Disjunctive rules have the same conclusions but are conditionally dependent (i.e. value of any of the conditions determine values of other rules conditions).

The equation for calculating certainty factor of a disjunctive rule is presented in the following equation:

\begin{equation*}
\mathit{cf}(C) = \max_{i \in 1 \ldots k}{\left \{ \mathit{cf}_i(C) \right \} }  
\label{eq:disjunctive}
\end{equation*}

Cumulative rules have the same conclusions and have independent conditions (i.e. value of any of the conditions does not determine values of other rules conditions). The formula for calculating the certainty factor of the combination of two cumulative rules is given in the equation below.

\begin{equation*}
\mathit{cf}(C) = \begin{cases}
\mathit{cf}_{i}(C)+ \mathit{cf}_{j}(C) - \mathit{cf}_{i}(C)*\mathit{cf}_{j}(C) & \text{ if } \mathit{cf}_{i}(C) \ge 0,\mathit{cf}_{j}(C) \ge 0  \\  
\mathit{cf}_{i}(C)+ \mathit{cf}_{j}(C) + \mathit{cf}_{i}(C)*\mathit{cf}_{j}(C) & \text{ if } \mathit{cf}_{i}(C) \le 0,\mathit{cf}_{j}(C) \le 0  \\  
\frac{\mathit{cf}_{i}(C) + \mathit{cf}_{j}(C))}{1- \min { \left \{ |\mathit{cf}_{i}(C)|, |\mathit{cf}_{j}(C)| \right \} }} & \text{ if }
\mathit{cf}_{i}(C)\mathit{cf}_{j}(C) \not \in \left \{ -1,0 \right \} 
\end{cases}
\label{eq:cumulative}
\end{equation*}

Disjunctive rules

Disjunctive rules are the rules that have independent condition list.

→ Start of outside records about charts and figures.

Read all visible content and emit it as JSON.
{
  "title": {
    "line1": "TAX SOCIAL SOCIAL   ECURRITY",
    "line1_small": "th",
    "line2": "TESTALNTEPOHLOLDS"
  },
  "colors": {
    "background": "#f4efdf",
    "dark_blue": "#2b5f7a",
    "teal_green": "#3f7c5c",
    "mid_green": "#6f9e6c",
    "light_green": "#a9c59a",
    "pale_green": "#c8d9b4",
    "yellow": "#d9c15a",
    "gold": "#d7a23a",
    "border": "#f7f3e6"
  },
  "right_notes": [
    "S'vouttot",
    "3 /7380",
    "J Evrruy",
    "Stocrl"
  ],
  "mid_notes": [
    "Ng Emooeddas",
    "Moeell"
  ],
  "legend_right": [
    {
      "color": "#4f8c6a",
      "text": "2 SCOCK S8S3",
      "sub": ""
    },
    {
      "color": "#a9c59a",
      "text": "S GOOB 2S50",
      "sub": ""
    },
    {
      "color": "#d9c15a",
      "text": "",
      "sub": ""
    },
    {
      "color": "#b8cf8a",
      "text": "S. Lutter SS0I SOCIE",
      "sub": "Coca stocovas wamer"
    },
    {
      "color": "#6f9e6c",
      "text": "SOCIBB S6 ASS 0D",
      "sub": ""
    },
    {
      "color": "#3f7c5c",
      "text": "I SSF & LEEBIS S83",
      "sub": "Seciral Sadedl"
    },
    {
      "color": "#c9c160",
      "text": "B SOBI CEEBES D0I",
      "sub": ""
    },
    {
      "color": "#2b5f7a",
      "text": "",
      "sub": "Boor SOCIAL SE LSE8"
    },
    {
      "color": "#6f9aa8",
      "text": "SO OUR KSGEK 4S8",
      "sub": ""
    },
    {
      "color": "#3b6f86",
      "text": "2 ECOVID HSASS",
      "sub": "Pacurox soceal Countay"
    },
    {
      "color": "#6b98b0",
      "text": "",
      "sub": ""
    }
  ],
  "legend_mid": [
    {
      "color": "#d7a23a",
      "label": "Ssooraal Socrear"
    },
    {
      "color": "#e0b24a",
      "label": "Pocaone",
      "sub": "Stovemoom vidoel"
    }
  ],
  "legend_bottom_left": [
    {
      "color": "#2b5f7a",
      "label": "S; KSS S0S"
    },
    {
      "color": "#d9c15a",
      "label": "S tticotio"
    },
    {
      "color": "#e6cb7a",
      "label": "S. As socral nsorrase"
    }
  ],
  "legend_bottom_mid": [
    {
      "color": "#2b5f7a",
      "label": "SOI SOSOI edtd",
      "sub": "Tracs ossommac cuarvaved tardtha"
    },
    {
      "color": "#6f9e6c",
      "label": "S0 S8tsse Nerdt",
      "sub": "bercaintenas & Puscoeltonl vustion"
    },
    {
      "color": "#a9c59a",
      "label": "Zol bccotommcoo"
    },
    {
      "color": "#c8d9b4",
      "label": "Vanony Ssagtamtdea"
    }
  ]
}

The XTT2 convention suggest putting all of these rules within a single table. The example of disjunctive rules are presented for example in table transportationModeA. If there are several rules that produce the same conclusion (e.g. they set the value of transportation mode to car, only the most certain rules are selected for execution.

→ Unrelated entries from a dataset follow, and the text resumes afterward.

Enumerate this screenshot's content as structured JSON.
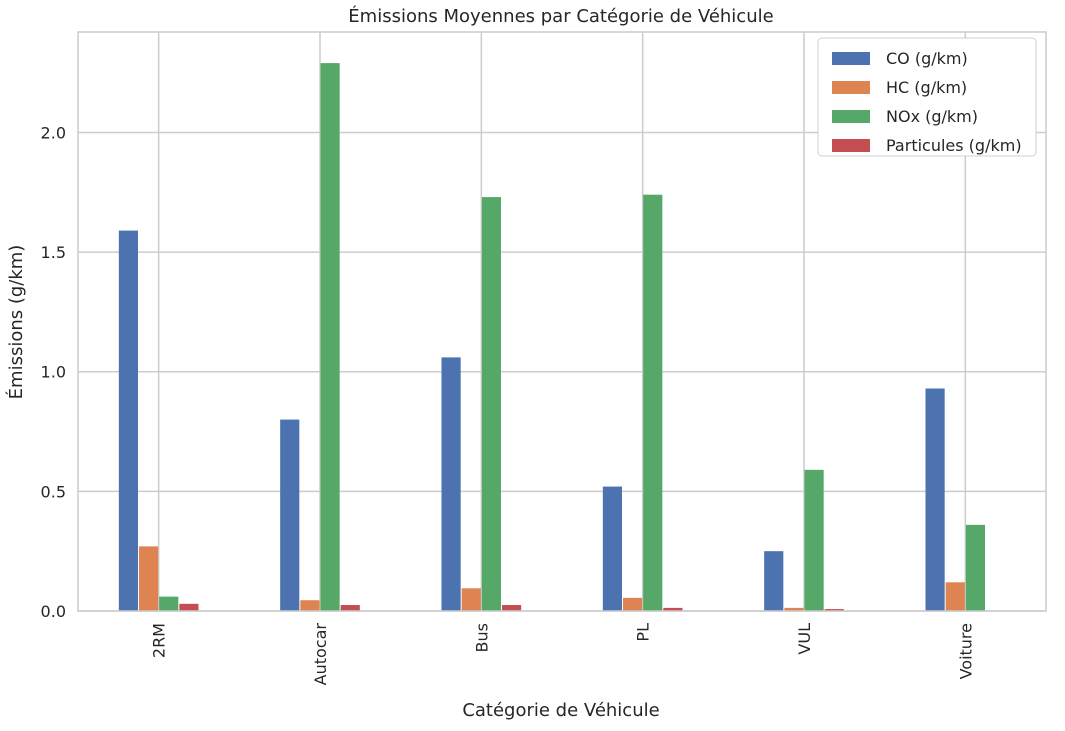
{
  "chart_data": {
    "type": "bar",
    "title": "Émissions Moyennes par Catégorie de Véhicule",
    "xlabel": "Catégorie de Véhicule",
    "ylabel": "Émissions (g/km)",
    "categories": [
      "2RM",
      "Autocar",
      "Bus",
      "PL",
      "VUL",
      "Voiture"
    ],
    "series": [
      {
        "name": "CO (g/km)",
        "color": "#4c72b0",
        "values": [
          1.59,
          0.8,
          1.06,
          0.52,
          0.25,
          0.93
        ]
      },
      {
        "name": "HC (g/km)",
        "color": "#dd8452",
        "values": [
          0.27,
          0.045,
          0.095,
          0.055,
          0.013,
          0.12
        ]
      },
      {
        "name": "NOx (g/km)",
        "color": "#55a868",
        "values": [
          0.06,
          2.29,
          1.73,
          1.74,
          0.59,
          0.36
        ]
      },
      {
        "name": "Particules (g/km)",
        "color": "#c44e52",
        "values": [
          0.03,
          0.025,
          0.025,
          0.013,
          0.008,
          0.002
        ]
      }
    ],
    "ylim": [
      0,
      2.42
    ],
    "yticks": [
      0.0,
      0.5,
      1.0,
      1.5,
      2.0
    ],
    "ytick_labels": [
      "0.0",
      "0.5",
      "1.0",
      "1.5",
      "2.0"
    ],
    "grid": true,
    "legend_position": "top-right"
  }
}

This applies to all different values that are set by the rules. It means that in case of recent activity eq in_vehicle and bluetooth_count lte 4 are true, two last rules from the transportationModeA table will be executed, and the value of the transportation_mode attribute will be ambiguous, until all the tables that produce the value of transportation_mode are executed.

In case when there are only this two equally uncertain values in the memory, always the last value is chosen as the one that stays in the memory despite the conflict set resolution mechanism chosen for the inference.

Cumulative rules

Cumulative rules are rules that have the same attributes in decision parts and can be executed simultaneously in one reasoning cycle. The final conclusion is calculated according to the equation given in Certainty factors axioms section.

By XTT2 convention, the cumulative rules should be located in separate tables. However, if you choose fire all conflict resolution mechanism rules within a single table will also be treated as cumulative.

This mechanism is useful in strengthening or weakening conclusions that may depend on many different attributes, not related to each other.